Renault is the new Subaru - 30 years in the making!

awwwwwww


The first ad I ever saw aimed at gay women was a print ad in some magazine, for a car brand that I can't recall. Maybe it was Subaru, maybe not, I'm not sure.  This was probably 15 years ago, when I was still figuring things out.  Anyway, the picture was of an attractive short-haired brunette woman in business attire, holding car keys and smirking.  In the background, there's a car and leaning against the car is an attractive femme-looking blonde with a flirty smile. The caption said something along the lines of "When you know what you want."  And I remember thinking "gee, even an ad aimed at gay women still has typical male sexism."

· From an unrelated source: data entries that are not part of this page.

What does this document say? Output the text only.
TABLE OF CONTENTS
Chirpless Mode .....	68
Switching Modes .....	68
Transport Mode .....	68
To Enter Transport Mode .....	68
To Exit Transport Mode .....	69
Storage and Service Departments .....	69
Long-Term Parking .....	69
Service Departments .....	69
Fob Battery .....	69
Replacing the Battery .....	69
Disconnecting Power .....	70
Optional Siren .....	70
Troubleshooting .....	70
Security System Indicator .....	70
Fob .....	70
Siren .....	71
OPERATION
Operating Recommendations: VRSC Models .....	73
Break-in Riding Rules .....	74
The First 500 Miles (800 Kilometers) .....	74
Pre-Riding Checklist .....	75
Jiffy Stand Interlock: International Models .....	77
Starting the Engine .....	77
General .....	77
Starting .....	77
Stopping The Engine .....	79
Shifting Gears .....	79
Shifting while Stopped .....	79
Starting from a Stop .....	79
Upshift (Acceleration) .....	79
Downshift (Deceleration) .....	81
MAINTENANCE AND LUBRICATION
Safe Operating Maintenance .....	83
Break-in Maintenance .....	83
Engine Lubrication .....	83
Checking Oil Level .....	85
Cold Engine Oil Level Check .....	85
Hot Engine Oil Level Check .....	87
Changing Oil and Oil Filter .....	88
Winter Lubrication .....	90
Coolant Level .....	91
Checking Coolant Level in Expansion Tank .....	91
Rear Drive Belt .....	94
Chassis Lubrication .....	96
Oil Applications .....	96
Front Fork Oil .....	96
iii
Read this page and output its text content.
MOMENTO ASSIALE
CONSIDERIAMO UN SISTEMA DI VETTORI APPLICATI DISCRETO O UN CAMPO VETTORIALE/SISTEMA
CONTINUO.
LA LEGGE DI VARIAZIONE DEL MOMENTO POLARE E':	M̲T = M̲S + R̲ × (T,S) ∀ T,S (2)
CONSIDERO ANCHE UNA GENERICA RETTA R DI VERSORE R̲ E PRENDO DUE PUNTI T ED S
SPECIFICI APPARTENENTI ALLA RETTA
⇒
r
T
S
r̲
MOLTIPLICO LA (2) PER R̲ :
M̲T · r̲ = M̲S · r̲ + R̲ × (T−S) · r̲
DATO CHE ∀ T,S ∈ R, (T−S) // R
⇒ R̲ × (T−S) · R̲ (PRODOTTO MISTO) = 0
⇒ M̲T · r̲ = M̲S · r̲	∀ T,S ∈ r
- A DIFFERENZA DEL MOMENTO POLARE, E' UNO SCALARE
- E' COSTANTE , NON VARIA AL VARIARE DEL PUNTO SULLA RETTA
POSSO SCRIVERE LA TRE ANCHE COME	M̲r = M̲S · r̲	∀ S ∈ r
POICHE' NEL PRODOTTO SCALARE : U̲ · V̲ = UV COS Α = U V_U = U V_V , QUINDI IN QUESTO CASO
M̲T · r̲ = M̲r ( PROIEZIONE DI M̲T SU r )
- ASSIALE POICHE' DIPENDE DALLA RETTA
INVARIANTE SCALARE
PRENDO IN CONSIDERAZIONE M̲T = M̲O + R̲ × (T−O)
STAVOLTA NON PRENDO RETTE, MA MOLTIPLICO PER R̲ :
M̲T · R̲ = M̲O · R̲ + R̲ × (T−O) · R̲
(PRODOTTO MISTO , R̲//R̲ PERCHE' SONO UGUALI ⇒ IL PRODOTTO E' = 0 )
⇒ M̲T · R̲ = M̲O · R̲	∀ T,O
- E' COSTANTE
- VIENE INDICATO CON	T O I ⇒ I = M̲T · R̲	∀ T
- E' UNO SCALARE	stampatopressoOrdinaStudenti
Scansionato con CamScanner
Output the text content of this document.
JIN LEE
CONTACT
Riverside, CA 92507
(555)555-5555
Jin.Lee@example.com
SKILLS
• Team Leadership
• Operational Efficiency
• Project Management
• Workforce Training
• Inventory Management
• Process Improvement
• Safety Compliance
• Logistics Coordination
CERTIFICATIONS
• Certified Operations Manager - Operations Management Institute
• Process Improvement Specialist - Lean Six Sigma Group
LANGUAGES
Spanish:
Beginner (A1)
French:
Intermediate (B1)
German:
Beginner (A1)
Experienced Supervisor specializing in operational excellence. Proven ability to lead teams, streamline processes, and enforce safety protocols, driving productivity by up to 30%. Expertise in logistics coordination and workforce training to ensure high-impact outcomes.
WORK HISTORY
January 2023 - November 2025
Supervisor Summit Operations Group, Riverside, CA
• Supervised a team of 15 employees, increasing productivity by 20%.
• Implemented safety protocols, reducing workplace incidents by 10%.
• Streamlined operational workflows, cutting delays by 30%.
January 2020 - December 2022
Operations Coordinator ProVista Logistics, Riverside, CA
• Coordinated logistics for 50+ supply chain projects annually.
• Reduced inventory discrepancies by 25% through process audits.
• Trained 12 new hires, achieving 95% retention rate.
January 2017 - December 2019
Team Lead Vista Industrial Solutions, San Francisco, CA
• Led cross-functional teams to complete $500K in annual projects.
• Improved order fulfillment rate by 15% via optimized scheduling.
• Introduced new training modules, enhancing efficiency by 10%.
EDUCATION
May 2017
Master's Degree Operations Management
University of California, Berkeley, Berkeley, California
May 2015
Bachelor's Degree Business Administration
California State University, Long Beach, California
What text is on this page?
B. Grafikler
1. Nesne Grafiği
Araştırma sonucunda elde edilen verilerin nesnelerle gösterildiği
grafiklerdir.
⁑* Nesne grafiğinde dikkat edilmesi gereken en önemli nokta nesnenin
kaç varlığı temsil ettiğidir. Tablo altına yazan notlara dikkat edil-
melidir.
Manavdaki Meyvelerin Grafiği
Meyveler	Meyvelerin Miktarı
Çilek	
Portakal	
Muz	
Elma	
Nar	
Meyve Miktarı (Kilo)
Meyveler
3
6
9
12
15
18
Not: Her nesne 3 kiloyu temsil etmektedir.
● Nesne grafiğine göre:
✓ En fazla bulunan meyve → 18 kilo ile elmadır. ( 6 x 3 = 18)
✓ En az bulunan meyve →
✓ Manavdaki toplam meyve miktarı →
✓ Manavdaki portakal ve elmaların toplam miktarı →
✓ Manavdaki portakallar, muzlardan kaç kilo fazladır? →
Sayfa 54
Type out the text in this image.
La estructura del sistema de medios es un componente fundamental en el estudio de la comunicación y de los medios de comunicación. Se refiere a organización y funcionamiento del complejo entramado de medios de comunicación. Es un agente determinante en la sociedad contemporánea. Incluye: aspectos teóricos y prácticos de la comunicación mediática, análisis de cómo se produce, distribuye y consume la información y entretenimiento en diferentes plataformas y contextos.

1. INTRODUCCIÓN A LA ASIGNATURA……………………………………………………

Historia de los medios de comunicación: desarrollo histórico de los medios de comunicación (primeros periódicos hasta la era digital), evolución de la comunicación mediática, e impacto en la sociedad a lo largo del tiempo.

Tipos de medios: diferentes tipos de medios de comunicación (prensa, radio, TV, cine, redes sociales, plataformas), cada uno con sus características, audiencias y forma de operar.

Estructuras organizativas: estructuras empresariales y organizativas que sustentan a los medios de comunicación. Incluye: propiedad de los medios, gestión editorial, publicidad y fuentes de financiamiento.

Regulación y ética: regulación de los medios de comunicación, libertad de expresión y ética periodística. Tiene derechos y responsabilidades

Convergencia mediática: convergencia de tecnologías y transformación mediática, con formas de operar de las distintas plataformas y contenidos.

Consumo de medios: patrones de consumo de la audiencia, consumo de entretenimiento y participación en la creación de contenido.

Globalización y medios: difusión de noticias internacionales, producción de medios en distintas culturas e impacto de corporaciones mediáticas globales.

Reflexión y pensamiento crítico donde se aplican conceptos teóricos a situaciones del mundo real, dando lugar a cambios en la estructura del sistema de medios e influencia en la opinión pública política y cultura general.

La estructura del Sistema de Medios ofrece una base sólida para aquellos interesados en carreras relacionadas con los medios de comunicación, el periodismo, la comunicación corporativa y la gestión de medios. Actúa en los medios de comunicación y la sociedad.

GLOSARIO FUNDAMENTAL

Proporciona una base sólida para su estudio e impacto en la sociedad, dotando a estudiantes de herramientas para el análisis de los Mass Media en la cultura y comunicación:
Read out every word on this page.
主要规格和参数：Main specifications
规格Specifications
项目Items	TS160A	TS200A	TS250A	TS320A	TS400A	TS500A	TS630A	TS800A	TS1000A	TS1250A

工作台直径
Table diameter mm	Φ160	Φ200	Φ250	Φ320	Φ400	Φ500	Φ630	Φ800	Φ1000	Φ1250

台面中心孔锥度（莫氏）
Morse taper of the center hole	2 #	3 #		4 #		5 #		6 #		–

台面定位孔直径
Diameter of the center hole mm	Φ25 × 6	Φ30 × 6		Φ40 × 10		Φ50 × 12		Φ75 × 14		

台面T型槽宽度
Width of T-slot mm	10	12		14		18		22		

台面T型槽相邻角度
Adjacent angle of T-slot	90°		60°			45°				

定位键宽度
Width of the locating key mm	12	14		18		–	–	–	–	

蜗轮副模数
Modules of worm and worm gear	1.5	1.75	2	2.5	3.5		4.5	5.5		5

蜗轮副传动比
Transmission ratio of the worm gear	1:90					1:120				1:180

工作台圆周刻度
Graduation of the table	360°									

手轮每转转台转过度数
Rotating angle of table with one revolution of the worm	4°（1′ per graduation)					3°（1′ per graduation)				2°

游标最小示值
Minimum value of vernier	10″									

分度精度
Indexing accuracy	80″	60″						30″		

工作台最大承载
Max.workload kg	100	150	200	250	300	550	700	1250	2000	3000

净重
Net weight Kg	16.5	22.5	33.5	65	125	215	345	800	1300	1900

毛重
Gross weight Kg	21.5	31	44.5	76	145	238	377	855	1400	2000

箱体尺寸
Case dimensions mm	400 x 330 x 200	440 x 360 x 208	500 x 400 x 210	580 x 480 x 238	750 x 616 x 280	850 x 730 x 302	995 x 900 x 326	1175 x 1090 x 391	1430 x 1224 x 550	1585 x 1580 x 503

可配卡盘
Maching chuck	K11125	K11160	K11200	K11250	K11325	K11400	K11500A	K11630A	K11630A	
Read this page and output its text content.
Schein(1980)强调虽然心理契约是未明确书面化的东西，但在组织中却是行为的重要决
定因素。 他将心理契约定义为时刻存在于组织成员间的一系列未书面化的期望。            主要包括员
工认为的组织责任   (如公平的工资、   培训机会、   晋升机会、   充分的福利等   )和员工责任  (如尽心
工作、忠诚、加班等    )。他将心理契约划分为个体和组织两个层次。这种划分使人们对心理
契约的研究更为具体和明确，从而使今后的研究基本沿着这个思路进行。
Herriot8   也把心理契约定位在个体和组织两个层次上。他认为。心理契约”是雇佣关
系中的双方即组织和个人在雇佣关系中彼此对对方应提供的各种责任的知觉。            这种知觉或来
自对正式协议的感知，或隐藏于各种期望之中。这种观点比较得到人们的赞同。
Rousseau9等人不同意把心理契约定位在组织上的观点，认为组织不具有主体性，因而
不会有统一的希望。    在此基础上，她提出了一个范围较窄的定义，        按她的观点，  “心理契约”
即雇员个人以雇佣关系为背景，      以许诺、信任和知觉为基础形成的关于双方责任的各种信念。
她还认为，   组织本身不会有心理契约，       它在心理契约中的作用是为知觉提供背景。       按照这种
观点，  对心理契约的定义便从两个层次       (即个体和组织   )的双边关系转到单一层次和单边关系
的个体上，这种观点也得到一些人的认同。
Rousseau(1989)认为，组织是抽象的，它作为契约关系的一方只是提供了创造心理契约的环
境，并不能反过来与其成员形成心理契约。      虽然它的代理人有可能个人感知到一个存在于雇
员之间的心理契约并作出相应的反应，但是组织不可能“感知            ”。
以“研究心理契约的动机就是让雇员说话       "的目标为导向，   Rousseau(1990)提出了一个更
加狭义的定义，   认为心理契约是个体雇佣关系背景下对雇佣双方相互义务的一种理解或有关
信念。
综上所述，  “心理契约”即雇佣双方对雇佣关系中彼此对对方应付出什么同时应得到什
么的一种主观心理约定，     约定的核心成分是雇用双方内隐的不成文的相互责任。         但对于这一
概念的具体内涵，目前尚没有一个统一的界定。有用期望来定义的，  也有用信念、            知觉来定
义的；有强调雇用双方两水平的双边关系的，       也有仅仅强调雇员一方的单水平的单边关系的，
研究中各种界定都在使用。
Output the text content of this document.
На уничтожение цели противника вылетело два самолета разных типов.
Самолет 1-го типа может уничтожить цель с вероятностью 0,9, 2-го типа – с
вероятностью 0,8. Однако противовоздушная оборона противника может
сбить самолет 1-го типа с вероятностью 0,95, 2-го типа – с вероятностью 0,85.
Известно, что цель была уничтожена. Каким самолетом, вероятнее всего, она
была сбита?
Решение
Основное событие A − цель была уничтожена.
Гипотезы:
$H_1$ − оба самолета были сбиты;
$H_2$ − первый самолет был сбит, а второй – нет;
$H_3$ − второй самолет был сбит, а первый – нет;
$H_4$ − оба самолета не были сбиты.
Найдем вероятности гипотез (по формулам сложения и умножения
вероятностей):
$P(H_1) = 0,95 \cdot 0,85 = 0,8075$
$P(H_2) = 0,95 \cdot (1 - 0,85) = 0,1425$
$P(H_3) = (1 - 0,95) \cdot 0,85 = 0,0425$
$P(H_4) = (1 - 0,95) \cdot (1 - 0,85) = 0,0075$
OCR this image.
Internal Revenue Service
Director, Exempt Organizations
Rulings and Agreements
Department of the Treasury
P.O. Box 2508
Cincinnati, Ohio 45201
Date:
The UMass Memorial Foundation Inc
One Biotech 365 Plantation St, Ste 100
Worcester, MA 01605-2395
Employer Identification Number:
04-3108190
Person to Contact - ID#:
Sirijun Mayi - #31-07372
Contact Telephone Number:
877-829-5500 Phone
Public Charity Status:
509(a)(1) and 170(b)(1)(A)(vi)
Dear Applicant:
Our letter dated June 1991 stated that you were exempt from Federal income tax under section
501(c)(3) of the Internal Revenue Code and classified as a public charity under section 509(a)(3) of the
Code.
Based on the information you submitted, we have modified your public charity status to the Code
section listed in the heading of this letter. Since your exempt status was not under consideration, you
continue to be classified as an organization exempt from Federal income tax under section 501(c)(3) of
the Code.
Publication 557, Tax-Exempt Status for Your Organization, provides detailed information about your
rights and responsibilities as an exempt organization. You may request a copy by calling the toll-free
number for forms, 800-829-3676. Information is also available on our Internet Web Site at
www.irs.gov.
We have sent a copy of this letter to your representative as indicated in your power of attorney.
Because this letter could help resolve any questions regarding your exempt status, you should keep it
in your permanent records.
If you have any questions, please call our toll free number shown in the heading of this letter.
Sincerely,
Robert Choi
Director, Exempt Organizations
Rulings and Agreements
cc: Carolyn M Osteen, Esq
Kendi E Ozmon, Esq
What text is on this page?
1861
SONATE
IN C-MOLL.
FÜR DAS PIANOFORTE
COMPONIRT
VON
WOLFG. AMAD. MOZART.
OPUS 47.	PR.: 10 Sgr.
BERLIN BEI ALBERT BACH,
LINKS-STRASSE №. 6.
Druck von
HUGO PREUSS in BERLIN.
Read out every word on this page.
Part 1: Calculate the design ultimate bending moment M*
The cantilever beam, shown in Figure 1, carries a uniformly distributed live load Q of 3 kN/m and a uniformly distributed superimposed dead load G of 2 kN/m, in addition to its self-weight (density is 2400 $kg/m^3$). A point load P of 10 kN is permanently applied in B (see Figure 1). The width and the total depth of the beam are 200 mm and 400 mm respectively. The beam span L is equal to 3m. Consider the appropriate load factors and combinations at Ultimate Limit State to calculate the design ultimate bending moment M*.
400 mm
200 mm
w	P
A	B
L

There's a stereotype that a certain type of woman drives Subarus.

I just read this
interesting article on the history of Subarus and lesbians. It dates back to a time when Subaru was struggling to sell cars in North America, and was looking for a niche-- any niche.  They identified four groups who bought a lot of Subarus, and while doing that research, stumbled onto the connection with lesbians almost by accident:

Quote
In the 1990s, Subaru’s unique selling point was that the company increasingly made all-wheel drive standard on all its cars. When the company’s marketers went searching for people willing to pay a premium for all-wheel drive, they identified four core groups who were responsible for half of the company’s American sales: teachers and educators, health-care professionals, IT professionals, and outdoorsy types.

Then they discovered a fifth: lesbians. “When we did the research, we found pockets of the country like Northampton, Massachusetts, and Portland, Oregon, where the head of the household would be a single person—and often a woman,” says Tim Bennett, who was the company’s director of advertising at the time. When marketers talked to these customers, they realized these women buying Subarus were lesbian.

Japanese executives were initially confused by the idea...

Quote
It was in this context that Subaru’s marketing team hired Mulryan/Nash and pitched Subaru’s Japanese management on ads for lesbian customers. Writing in the Huffington Post, the reporter Ron Dicker captured some of the cultural confusion that followed:
Quote
When one Subaru ad man … proposed the gay-targeting ads in talks with Japanese executives, the executives hurriedly looked up “gay” in their dictionaries. Upon reading the definition, they nodded at the idea enthusiastically. Who wouldn’t want happy or joyous advertising?

“It was certainly a learning process for everybody,” says Bennett. While Bennett, who is gay, didn’t reveal his sexual orientation for fear of overshadowing the effort, he nonetheless recalls holding company meetings with names along the lines of “Who Are Gays and Lesbians?”

...but it turned out to be a success for them, and a groundbreaking moment in the advertising industry as well.